What is RADIO?
I often use the concept of RADIO (Redundant Array of Distributed Independent Objects) in my description of VSAN, as people need extra help in understanding why you don’t need RAID in a VMware Virtual SAN. It’s particularly applicable to storage, but the concept also applies to compute (CPU and RAM), and potentially to network virtualisation – but this article will focus on storage. Before I explain what is RADIO, let’s refresh on what RAID is;
- RAID is a redundant array of independent (or inexpensive) disks. Fundamentally, the data that you write to data storage is distributed amongst multiple devices so that if there is a failure of one disk, the data is already distributed amongst the surviving disks and so can be recovered (except RAID 0).
- There are multiple ‘flavours’ of RAID that provide recoverability and differing performance characteristics, but they share the same core requirements of expecting all disks to be the same size, same performance and connected to the same controller device (or controlling software).
- Once the RAID type (‘flavour’) has been set, all data in this RAID set shares the same parameters of performance, availability and accessibility – and this can be hard to change.
- RAID was invented as a response to the issue of spinning disks suffering from failures and losses that could not be tolerated within an enterprise environment, and to keep the data available after a loss.
- RAID has additional benefits in that a disk has performance limitations that can be a bottleneck, but distributing disk traffic amongst multiple disks can improve performance.
- RAID has an overhead that the amount of usable space is less than the raw space – this is often equal one disk in the set, but can equal two disks or even 50% of disks. Each different type of RAID also has their own penalty for writes whilst parity is calculated or written.
There is a lot more to be said about RAID, however I have focussed on the points that are relevant to this article. So, what is the difference to RAID and what is RADIO? (not to be confused with RAID10…)
What is RADIO?
RADIO differs from RAID in many subtle ways, starting with the point that not all devices (because they can be spinning disks, SSDs or Flash storage) need to be identical in size/capacity or performance. Additionally, because it is controlled by policy and software, not all devices need to be connected to the same controller device or use the same connectivity (e.g. SATA, SAS, PCIe). The policies regarding performance, availability and accessibility can be changed at the object level – which in VSAN’s case is the Virtual Machine disk level, instead of an entire data store.
With a Redundant Array of Distributed Independent Objects, data is distributed based on a policy defined for the requirements of the object (the VM), instead of defining a setting for disks that may end up holding data. This more granular approach is more dynamic in that decisions can be made for the needs of each system.
How does it work?
Instead of gathering a group of disks with the same capacity and performance under one controller, each system that is in the cluster will provide it’s resources to the pool of storage, and be able to consume resources from other members of the cluster. Simple enough, it’s a concept just like compute resources (RAM and CPU) in a virtual cluster – and in the same way you can either upgrade one host (add RAM or add storage capacity), or add new hosts to the cluster and their resources expand the pool for all members.

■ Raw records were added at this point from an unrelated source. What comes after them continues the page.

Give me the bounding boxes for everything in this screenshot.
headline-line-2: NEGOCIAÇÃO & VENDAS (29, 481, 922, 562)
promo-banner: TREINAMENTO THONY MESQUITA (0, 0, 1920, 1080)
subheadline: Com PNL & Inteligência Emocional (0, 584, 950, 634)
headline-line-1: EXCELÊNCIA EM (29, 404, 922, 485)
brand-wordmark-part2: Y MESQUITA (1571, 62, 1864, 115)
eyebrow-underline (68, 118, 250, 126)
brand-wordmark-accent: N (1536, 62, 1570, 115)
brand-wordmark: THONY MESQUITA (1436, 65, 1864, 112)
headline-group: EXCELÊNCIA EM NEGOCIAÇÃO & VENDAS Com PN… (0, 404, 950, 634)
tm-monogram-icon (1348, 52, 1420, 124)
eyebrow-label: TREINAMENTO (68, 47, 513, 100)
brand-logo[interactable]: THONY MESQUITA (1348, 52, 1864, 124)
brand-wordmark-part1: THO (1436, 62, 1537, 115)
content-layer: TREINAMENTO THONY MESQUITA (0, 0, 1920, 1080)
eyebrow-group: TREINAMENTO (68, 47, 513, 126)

If you had a miss-matched cluster of hosts that had different sizes of RAM and counts of CPU cores, your cluster would have characteristics that VMs would run faster on some hosts than on others – and you can define DRS rules and re-arrange machines to take advantage of this. In this scenario, a failure or removal of the fastest host would mean that VMs would run on slower hosts – but importantly they would still be available.
So, in a RADIO scenario, the storage for VMs is replicated by software to multiple distributed independent endpoints. These copies increase availability, but also this means that instead of all communication needing to go to a SAN (and SAN transport), data can be written to disk directly by the local storage controller – at the speed of the controller (e.g. 16Gbit/s in SATA 3.2) and with only one queue. If your RADIO cluster is miss-matched, then you can have a smaller number of very high speed devices for doing the actual work, but still have instantly available copies of the live data on lower cost storage media.
Do I need RAID with RADIO?
The whole point of RADIO is that it provides the capabilities of RAID for today’s scenarios, instead of trying to shoe-horn a 1987 technology (built to increase availability and performance over single disks) onto highly reliable and high performance disks and SSDs, If you use VSAN, you can’t use RAID, because the disks need to be presented to and managed by the hypervisor – and RAID gets in the way. With another scenario, you also want to avoid having an extra layer to manage and configure – because it’s not going to add any more benefits. RADIO provides all the redundancy you need with additional copies of the VM files, it enables obtaining higher performance by putting the disks directly at the control of the server (with no RAID controllers or SAN transport), and enhances scalability beyond a RAID set by moving the policy down to the more granular level of the VM.
As far as I know, this is the first time that the concept “RADIO” has been published. Feel free to re-use if it is relevant, and I would appreciate a credit.